Каково им до смерти идти,
Хоть повещаньем, хоть газованьем?
Помни: зрительским голосованьем
Никого невозможно спасти.
Расставаться с идеями фикс
Нужно так, чтобы сам не заметил,
Те, которым никто не ответил,
Шлют короткие письма за Стикс.
Научись этим дымом дышать,
Как бы ни было это неловко,
Но про выдумку и постановку
Пусть никто не посмеет сказать.
Научись и друзей научи,
День свиданья всеобщего близок.
«Сколько можно смотреть телевизор?
Что за ужасы? Переключи».
***
Засохший безобразный куст,
Изломанный, кривой и странный,
Всю ночь в пустыне бездыханной
Его суставов слышен хруст.
Смотри, Всевышний, это я,
И не дотянется до неба
Дрожит, искривлена нелепо,
Рука застывшая моя.
Но дуновение огня
Почувствую и замираю,
И загорюсь и не сгораю,
Едва коснёшься Ты меня.
***
Я люблю это всё: даже мой еженощный страх,
Как мелодию, что навязла у нас в зубах,
Это радио дня и прерывистый чуткий сон,
Колкий холод, который и тень изгоняет вон.

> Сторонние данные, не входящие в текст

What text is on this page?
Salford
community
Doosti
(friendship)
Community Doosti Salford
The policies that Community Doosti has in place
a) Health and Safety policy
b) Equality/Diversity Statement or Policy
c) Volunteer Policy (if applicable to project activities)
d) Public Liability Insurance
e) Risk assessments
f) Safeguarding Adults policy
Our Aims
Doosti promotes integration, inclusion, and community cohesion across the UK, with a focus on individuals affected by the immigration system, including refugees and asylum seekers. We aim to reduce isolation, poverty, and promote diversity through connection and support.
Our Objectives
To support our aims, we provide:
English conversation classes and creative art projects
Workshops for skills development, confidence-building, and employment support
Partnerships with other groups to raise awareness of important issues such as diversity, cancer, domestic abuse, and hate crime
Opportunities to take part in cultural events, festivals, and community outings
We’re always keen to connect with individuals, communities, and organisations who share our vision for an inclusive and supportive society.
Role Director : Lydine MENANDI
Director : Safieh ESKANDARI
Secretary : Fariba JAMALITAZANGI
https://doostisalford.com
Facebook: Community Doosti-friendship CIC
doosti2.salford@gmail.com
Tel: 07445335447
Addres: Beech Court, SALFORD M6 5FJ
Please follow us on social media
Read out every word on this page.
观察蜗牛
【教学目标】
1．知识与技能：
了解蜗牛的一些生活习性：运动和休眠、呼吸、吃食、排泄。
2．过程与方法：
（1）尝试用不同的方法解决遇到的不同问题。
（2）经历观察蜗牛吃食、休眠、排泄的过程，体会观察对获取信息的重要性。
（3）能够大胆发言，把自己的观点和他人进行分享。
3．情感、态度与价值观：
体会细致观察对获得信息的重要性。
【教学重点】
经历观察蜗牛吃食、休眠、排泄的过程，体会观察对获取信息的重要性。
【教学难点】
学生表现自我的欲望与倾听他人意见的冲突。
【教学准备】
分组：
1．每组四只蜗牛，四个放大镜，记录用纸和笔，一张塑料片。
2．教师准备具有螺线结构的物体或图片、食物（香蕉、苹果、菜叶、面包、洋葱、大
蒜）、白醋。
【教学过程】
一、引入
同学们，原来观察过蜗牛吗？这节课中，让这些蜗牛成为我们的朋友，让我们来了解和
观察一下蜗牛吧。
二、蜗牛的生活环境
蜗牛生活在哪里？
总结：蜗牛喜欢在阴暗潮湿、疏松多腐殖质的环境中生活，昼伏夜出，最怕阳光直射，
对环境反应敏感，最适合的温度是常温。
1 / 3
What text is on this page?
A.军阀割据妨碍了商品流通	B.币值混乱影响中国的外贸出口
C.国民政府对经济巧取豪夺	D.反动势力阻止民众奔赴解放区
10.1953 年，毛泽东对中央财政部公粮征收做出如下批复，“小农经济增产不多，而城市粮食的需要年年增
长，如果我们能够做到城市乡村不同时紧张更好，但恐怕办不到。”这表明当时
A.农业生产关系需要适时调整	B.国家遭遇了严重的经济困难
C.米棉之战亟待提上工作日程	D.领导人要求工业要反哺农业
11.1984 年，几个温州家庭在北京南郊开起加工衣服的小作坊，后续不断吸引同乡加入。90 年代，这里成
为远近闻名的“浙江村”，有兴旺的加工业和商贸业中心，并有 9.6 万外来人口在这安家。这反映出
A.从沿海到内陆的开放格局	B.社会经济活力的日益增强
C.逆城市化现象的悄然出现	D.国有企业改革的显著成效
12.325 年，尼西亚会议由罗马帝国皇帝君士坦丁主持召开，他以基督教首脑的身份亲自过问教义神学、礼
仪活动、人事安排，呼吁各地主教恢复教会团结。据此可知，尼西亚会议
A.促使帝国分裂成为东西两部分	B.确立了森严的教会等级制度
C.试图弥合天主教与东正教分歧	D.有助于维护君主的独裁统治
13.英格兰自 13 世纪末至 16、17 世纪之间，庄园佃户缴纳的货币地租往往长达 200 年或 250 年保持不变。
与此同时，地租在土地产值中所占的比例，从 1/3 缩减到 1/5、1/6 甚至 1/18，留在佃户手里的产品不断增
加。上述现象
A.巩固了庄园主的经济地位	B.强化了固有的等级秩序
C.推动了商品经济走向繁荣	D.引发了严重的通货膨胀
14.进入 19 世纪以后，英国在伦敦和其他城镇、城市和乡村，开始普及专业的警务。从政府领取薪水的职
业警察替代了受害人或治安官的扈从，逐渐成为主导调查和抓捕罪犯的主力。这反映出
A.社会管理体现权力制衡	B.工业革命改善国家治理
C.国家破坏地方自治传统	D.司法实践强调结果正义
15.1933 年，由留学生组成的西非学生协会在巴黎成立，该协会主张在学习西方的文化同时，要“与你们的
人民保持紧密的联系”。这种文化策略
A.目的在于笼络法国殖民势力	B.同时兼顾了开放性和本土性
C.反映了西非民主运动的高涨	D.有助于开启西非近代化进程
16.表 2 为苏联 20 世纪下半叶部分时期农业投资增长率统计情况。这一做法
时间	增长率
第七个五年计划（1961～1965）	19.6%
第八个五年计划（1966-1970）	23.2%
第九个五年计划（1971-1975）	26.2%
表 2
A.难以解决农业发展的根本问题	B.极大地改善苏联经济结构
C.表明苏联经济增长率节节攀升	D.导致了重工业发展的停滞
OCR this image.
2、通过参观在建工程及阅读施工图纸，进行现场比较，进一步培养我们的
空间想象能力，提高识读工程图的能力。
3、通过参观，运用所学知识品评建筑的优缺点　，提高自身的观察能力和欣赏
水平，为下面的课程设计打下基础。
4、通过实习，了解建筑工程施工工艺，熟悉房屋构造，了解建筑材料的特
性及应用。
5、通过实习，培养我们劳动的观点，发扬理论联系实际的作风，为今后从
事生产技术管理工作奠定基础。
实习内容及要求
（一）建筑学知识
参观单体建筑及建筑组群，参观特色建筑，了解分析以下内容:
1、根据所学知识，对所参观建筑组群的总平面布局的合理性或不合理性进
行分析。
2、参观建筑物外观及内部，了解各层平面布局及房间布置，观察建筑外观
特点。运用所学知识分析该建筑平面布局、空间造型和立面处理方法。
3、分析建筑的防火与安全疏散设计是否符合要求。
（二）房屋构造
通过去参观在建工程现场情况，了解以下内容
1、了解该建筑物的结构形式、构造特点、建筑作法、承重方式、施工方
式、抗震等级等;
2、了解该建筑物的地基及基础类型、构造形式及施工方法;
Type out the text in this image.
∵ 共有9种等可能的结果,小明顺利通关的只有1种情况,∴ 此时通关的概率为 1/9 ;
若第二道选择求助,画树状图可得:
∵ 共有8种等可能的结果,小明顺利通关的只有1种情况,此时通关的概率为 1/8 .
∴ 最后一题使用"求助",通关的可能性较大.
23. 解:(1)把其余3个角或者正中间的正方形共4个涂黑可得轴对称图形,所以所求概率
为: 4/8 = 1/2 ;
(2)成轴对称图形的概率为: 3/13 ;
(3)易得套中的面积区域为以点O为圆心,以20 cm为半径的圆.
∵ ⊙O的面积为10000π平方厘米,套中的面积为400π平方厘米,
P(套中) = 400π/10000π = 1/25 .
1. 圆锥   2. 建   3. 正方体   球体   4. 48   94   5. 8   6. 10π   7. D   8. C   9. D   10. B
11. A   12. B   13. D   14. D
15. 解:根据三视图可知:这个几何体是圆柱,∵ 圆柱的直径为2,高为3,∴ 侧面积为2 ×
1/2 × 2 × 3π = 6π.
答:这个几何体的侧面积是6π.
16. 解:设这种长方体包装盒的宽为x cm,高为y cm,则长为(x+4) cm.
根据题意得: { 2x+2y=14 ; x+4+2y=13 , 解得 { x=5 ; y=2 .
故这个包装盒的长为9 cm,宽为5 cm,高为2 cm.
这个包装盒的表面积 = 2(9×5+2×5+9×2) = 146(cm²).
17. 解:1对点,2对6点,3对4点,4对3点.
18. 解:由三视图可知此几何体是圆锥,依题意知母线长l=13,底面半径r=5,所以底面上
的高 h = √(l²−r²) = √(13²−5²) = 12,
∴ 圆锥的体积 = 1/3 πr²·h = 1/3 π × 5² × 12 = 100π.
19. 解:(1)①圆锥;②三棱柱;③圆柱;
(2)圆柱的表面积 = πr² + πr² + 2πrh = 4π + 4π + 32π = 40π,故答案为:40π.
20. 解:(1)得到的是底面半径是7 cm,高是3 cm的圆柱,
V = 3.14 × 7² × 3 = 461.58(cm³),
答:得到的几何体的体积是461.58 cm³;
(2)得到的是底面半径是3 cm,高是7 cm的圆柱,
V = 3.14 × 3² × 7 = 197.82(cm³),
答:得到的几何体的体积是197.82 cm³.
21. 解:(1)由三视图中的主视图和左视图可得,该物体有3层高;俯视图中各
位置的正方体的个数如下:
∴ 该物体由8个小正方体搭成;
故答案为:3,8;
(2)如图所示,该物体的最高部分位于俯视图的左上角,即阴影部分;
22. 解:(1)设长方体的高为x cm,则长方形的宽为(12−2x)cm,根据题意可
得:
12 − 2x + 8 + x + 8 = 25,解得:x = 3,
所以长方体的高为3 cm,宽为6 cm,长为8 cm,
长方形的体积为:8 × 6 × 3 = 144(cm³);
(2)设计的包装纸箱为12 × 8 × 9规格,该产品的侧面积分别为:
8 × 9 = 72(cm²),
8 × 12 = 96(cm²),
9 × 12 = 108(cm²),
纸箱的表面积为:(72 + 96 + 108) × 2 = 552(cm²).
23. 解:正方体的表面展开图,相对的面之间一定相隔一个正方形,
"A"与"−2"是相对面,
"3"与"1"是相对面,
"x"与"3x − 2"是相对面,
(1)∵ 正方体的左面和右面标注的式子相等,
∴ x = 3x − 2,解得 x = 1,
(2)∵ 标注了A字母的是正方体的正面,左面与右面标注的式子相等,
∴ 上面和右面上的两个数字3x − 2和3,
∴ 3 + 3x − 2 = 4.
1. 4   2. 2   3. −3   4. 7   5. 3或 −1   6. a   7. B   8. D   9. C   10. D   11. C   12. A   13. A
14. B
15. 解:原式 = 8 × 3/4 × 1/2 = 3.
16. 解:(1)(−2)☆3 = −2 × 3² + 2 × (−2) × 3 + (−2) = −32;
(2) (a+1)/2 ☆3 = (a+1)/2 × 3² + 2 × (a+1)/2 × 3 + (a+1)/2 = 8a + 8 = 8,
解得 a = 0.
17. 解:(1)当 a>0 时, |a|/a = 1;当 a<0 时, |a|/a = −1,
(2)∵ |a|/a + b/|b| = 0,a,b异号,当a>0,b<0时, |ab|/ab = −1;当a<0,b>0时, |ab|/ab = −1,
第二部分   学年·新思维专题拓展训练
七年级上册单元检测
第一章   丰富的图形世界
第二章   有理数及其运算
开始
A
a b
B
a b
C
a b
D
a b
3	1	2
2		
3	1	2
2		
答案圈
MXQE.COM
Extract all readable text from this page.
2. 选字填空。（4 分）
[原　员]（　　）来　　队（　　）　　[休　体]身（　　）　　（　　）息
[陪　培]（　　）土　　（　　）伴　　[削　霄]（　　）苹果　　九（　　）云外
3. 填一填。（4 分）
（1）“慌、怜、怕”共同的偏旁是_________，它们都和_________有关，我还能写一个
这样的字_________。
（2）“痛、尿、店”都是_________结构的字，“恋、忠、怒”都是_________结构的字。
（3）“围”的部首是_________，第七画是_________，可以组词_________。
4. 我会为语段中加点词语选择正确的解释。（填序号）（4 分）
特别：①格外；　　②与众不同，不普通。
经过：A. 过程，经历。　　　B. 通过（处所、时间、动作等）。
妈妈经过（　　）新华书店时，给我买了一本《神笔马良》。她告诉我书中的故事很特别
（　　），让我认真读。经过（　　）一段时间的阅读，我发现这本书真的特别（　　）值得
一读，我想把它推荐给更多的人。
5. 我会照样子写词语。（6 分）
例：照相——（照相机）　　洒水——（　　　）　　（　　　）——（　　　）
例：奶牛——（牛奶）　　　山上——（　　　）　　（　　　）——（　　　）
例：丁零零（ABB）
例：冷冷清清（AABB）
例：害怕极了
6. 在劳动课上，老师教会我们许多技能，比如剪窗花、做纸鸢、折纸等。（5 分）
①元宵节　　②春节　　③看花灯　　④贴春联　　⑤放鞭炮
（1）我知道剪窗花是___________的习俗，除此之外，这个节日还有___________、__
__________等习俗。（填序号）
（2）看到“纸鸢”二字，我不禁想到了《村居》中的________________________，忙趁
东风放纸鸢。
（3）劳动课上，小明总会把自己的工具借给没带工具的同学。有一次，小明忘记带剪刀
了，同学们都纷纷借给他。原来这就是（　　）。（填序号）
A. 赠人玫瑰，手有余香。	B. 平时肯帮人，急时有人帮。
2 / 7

Бескорыстно люблю, вот вам честное слово, я
Много более занят вопросами бытия,
Чем самим бытием, бестолковый такой уклад
Заставляет меня всё чаще смотреть назад.
Там идёт сквозь пустыню один кочевой народ,
Солнце светит над ним, а луна ему смотрит в рот,
И погонщик кричит, и сбивается люд с пути,
Пусть дорога страшна, но намного страшней дойти…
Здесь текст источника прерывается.